Beefy Boxes and Bandwidth Generously Provided by pair Networks
Welcome to the Monastery
 
PerlMonks  

Re^4: Fast Replacement (0.01 seconds)

by davido (Cardinal)
on Jun 14, 2013 at 15:49 UTC ( [id://1038984]=note: print w/replies, xml ) Need Help??


in reply to Re^3: Fast Replacement (0.01 seconds)
in thread Fast Replacement

For what it's worth, depending on how I measure, this is at least ten times faster than my solution. In real life it would be quite a bit more than 10x the speed of my solution -- I just used Benchmark to test, and that required making a copy of the input string on each test iteration so as not to mess with the original. Since the OP wouldn't be making copies (hopefully), that could be factored out, and would make the difference between our two algorithms all the more significant.


Dave

Replies are listed 'Best First'.
Re^5: Fast Replacement (0.01 seconds)
by BrowserUk (Patriarch) on Jun 14, 2013 at 19:42 UTC
    making a copy of the input string on each test iteration so as not to mess with the original.
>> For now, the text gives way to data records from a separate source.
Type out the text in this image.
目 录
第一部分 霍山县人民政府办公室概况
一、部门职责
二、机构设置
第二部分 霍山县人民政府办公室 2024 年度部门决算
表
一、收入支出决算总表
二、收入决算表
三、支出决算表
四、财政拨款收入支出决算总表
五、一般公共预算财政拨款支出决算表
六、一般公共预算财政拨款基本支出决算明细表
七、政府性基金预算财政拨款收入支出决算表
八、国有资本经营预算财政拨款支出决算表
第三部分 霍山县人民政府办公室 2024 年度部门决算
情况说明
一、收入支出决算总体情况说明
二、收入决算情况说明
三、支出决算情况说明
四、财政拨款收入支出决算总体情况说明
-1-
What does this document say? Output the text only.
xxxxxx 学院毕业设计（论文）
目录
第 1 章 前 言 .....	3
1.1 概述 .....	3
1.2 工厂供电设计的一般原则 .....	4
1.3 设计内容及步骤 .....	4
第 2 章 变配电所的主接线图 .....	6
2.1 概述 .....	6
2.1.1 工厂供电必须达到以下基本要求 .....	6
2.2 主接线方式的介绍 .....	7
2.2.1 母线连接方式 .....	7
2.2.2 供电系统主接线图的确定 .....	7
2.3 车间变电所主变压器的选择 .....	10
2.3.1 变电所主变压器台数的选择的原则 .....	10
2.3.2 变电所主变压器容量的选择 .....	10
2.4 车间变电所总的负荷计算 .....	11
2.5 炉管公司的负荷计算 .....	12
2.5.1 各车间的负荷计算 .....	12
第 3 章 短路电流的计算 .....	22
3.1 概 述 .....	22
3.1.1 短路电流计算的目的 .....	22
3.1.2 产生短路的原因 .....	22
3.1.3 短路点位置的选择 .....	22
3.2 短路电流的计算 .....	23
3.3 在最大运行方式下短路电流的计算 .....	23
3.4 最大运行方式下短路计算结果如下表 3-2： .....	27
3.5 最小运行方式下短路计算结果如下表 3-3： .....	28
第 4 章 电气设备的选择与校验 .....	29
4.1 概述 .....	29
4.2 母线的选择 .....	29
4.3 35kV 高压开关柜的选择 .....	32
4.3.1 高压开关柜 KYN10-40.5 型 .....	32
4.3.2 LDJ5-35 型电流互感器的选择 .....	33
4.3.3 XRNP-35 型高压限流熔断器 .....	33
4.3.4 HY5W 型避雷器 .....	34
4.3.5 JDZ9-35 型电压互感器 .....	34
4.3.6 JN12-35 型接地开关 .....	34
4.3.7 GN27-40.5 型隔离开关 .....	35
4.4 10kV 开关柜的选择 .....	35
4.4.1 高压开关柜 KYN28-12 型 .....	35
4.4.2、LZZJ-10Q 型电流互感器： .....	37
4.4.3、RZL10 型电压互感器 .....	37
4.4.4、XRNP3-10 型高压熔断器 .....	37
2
    Indeed, it is a pig to benchmark. Here's my attempt.

    What I did was have the first iteration do tr[!][\n] and the second tr[\n][!], using a flag to keep track of odd & even. It also shows how the problem some people level at tr -- the need to know the lists at compile time -- can be addressed:

    #! perl -slw use strict; use Benchmark qw[ cmpthese ]; sub makeTR{ eval "sub{ \$_[ 0 ] =~ tr[$_[0]][$_[1]] }"; } our $N //= 10; die "$N must be even and positive" if $N &1 or $N < 2; our $tr1 = makeTR( '!', "\n" ); our $tr2 = makeTR( "\n", '!' ); our $flag = 0; our $s = '1234!' x 55e3; cmpthese $N, { a => q[ if( $flag ) { my( $p, $c ) = ( 0, 50e3 ); 1 while --$c and $p = index $s, "\n", $p; $tr2->( substr $s, 0, $p ); $flag ^= 1; } else { my( $p, $c ) = ( 0, 50e3 ); 1 while --$c and $p = index $s, "!", $p; $tr1->( substr $s, 0, $p ); $flag ^= 1; } ], b => q[ if( $flag ) { $s =~ s/\n(??{ ( $myregexp::count++ < 50000 ) ? '' : '(?!) +' })/!/g; $flag ^= 1; } else { $s =~ s/!(??{ ( $myregexp::count++ < 50000 ) ? '' : '(?!)' + })/\n/g; $flag ^= 1; } ], };

    And the results put tr 5x to 30x times faster, so your benchmark isn't bad at all:

    C:\test>junk71 -N=2 (warning: too few iterations for a reliable count) (warning: too few iterations for a reliable count) s/iter a b a 5.84 -- -85% b 0.899 550% -- C:\test>junk71 -N=4 (warning: too few iterations for a reliable count) s/iter a b a 5.81 -- -92% b 0.492 1081% -- C:\test>junk71 -N=10 s/iter a b a 5.78 -- -95% b 0.273 2013% -- C:\test>junk71 -N=20 s/iter a b a 5.74 -- -97% b 0.176 3167% --

    With the rise and rise of 'Social' network sites: 'Computers are making people easier to use everyday'
    Examine what is said, not who speaks -- Silence betokens consent -- Love the truth but pardon error.
    "Science is about questioning the status quo. Questioning authority".
    In the absence of evidence, opinion is indistinguishable from prejudice.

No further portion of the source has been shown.